Re:MySQL scales just fine. (Score:2, Informative)
Re:Is it a technical or a budget problem? (Score:3, Informative)
I like PostgreSQL a lot. We use it now as the database that runs all of our company's software and those we deploy to clients. It's overkill for our point of sale product, but it's fast and stable. But PostgreSQL has lacked some features that made deploying it for very large databases not that attractive. There were three features that kept it out of the running: Lack of built in clustering, lack of Hot-Standby, no vender that could support both hardware and software under one roof (and could be sued if shit hit the fan). PostgreSQL 9 just addressed two of these drawbacks.
That last criteria was probably the single biggest factor for these organizations. Where I went to college and got my first jobs out of school had a lot of AS/400's. Three major Fortune 1000 companies used DB/400, all the colleges used them, all the local hospitals used them, and IBM had an office in the town of 150k people staffed with about 50 AS/400 techs. Most of whom worked on site at the folks who had 200 - 500 AS/400's. (Estimate Total number of AS/400's in the area at the time was something like 1500)
Re:Call me skeptical (Score:3, Informative)
So you've not worked on anything like that, where actually someone knew how to make a relational database.
Ty very much, but our DBs are running fine with over 100million rows that's almost purely textual data being searched (relational full text searches) and 500+ q/s, and double that in hits per sec with a single modern server still having plenty of free resources.
Ok that doesn't change that much, but then we got this one thing which over 100x the size, runs even way heavier searches (exponentially more complex), and updates almost constantly and public uses it from just 2 nodes, and this has been designed to have over 100 pageviews per sec.
All of that runs on top of MySQL and standard hardware. (No SSD, no gigantic amounts of ram, no gigantic amounts of HDDs etc.)
And the most expensive server was 5500eur, the more complex one uses ~3½k eur blades.
Re:you're doing something wrong (Score:3, Informative)
I meant heights of performance and size, but admittedly, that was a poorly chosen phrase. But yes, you scan scale sql very wide.

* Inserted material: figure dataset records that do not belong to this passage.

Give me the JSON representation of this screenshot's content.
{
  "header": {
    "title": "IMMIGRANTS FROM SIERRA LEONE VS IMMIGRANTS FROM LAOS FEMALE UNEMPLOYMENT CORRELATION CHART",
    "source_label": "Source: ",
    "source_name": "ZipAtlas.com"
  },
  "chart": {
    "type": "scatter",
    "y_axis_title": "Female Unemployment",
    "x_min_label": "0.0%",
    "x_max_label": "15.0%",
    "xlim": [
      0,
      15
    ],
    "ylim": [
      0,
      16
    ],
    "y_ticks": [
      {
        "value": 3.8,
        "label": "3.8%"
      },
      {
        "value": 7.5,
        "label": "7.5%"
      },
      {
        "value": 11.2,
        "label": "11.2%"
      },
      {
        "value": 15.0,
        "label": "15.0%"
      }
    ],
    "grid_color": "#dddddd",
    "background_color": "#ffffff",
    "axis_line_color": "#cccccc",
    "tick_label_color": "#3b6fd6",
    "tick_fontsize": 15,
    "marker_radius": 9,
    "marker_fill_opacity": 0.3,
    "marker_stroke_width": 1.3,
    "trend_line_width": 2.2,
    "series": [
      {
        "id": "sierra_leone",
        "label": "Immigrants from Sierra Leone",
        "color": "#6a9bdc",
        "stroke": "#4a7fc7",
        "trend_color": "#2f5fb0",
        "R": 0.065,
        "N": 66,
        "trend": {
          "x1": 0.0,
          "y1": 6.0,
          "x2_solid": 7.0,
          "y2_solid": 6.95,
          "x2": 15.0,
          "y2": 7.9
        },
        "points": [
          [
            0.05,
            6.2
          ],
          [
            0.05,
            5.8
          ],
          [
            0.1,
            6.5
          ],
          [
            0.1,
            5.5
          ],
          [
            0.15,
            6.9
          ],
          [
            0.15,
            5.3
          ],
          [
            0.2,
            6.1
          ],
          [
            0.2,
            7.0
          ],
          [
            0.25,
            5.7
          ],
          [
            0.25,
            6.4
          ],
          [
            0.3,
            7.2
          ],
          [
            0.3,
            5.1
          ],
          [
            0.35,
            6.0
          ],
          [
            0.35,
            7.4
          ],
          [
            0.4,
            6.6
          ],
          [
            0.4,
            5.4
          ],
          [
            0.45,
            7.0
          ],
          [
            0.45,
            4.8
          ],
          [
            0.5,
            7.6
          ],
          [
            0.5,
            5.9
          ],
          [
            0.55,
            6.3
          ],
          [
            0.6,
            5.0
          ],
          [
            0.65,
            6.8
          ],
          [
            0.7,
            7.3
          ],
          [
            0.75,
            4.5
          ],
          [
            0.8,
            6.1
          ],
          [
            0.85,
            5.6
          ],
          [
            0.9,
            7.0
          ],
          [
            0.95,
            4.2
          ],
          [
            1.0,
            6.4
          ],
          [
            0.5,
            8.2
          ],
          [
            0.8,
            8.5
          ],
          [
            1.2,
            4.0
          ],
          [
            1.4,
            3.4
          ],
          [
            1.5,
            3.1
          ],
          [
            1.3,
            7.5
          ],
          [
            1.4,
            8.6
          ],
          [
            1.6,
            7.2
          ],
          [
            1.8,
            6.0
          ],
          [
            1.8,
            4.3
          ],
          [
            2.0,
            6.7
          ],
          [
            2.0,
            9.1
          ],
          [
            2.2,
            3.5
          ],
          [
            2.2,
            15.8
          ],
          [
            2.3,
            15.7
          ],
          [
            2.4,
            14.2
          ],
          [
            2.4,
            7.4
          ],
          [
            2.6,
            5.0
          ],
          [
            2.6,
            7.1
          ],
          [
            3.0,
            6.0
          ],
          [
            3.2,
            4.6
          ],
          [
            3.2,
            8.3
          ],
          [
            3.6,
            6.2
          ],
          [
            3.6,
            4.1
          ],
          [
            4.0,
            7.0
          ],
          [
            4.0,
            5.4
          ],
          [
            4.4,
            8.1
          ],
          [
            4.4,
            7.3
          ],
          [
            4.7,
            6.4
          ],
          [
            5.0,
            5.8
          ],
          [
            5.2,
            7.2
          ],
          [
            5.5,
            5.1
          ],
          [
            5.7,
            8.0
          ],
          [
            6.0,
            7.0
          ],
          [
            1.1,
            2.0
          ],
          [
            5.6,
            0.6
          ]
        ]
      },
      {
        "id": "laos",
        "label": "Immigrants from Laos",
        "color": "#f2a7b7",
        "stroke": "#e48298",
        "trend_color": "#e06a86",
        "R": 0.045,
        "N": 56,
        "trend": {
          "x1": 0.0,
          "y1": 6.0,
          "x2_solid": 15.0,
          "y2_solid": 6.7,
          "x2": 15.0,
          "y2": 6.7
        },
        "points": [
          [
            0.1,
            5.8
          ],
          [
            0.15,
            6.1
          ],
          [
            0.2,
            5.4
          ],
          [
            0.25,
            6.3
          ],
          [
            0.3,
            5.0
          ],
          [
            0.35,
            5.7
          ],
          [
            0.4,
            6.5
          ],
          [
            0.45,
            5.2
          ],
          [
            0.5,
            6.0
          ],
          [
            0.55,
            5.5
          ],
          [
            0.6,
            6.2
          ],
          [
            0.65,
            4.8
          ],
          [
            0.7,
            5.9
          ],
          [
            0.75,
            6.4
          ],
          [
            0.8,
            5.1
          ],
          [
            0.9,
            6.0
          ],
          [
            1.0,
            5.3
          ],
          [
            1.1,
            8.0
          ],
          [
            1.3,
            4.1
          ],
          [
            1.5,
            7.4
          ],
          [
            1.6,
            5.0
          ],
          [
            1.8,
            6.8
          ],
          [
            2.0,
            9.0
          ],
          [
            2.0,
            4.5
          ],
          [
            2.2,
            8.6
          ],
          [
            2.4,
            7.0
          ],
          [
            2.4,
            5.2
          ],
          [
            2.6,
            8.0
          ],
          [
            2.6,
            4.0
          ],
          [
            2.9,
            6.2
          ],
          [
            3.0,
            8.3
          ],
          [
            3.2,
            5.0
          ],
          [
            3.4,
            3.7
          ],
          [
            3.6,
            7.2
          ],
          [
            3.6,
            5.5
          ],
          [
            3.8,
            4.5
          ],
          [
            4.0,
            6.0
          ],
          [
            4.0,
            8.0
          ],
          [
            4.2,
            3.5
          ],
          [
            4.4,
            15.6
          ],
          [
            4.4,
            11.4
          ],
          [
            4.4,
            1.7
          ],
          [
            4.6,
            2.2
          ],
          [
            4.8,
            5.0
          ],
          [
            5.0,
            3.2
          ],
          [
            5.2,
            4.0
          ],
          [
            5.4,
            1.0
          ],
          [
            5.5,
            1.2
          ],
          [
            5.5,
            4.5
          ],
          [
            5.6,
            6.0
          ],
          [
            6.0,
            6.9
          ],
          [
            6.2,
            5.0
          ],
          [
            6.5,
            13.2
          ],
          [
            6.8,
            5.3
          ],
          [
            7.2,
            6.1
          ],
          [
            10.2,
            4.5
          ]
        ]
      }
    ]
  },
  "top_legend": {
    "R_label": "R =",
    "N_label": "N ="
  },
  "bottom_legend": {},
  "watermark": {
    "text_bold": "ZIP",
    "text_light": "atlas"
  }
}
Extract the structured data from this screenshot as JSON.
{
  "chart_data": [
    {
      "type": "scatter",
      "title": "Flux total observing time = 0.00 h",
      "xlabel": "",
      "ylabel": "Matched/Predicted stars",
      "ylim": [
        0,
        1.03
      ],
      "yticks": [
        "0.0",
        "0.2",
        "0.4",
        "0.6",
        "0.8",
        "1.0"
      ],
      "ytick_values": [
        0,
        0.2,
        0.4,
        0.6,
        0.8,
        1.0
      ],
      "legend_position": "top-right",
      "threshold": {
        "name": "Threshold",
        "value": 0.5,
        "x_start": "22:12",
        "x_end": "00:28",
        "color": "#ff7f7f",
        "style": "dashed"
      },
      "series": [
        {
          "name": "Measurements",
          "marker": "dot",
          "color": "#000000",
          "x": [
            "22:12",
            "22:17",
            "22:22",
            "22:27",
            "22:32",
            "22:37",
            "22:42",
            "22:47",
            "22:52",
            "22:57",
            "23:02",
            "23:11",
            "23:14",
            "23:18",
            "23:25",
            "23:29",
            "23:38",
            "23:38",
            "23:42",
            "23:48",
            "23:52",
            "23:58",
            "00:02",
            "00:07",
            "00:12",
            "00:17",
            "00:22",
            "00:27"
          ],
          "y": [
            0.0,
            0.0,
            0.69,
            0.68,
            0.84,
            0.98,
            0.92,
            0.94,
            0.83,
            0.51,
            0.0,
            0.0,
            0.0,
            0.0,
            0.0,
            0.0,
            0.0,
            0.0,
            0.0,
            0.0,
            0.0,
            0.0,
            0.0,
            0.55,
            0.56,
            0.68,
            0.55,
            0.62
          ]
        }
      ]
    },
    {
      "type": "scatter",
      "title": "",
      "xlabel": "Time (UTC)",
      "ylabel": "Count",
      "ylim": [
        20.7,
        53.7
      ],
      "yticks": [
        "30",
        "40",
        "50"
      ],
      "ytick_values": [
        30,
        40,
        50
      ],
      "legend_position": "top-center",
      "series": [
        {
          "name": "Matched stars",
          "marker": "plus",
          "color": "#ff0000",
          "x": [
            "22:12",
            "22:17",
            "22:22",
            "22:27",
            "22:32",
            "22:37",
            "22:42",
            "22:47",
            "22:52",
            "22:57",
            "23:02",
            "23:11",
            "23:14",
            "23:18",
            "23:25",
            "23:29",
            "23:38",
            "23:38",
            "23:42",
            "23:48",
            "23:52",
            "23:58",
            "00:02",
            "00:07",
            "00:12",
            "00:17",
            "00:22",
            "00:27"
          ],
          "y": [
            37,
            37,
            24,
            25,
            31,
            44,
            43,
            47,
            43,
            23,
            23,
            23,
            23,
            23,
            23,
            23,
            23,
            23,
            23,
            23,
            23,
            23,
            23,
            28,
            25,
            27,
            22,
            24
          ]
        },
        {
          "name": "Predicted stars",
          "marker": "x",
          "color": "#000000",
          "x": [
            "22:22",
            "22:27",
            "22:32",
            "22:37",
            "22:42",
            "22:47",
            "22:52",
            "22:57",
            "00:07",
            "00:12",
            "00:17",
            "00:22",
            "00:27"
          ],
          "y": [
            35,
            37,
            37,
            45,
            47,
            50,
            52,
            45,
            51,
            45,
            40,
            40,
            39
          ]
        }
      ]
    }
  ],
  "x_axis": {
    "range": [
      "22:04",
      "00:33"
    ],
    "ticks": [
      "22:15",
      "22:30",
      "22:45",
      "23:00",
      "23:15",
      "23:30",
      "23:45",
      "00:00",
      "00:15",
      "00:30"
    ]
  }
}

Rick Cattell's work on scalable datastores (Score:5, Informative)
I recently came across Rick Cattell's site [cattell.net] which addresses just the questions you're asking.
Rick Cattell has written an excellent comparison guide of horizontally scalable datastores [cattell.net] of different types (RDBMS as well as a variety of NoSQL systems).
Cattell has also written an academic paper with database expert Mike Stonebraker, which weighs the system design factors required to make a datastore scalable [cattell.net].
Executive summary of Cattell's work: although NoSQL may be a huge fad, the things that make a datastore scalable can be implemented in SQL RDBMS systems as well. Also, implementing do-it-yourself ACID in NoSQL systems is extremely difficult and error-prone, and is a significant advantage of most RDBMS systems. Stonebraker is the author of VoltDB, which is an open-source RDBMS designed for horizontal scalability, but they give a very fair and thorough look at competing datastores as well.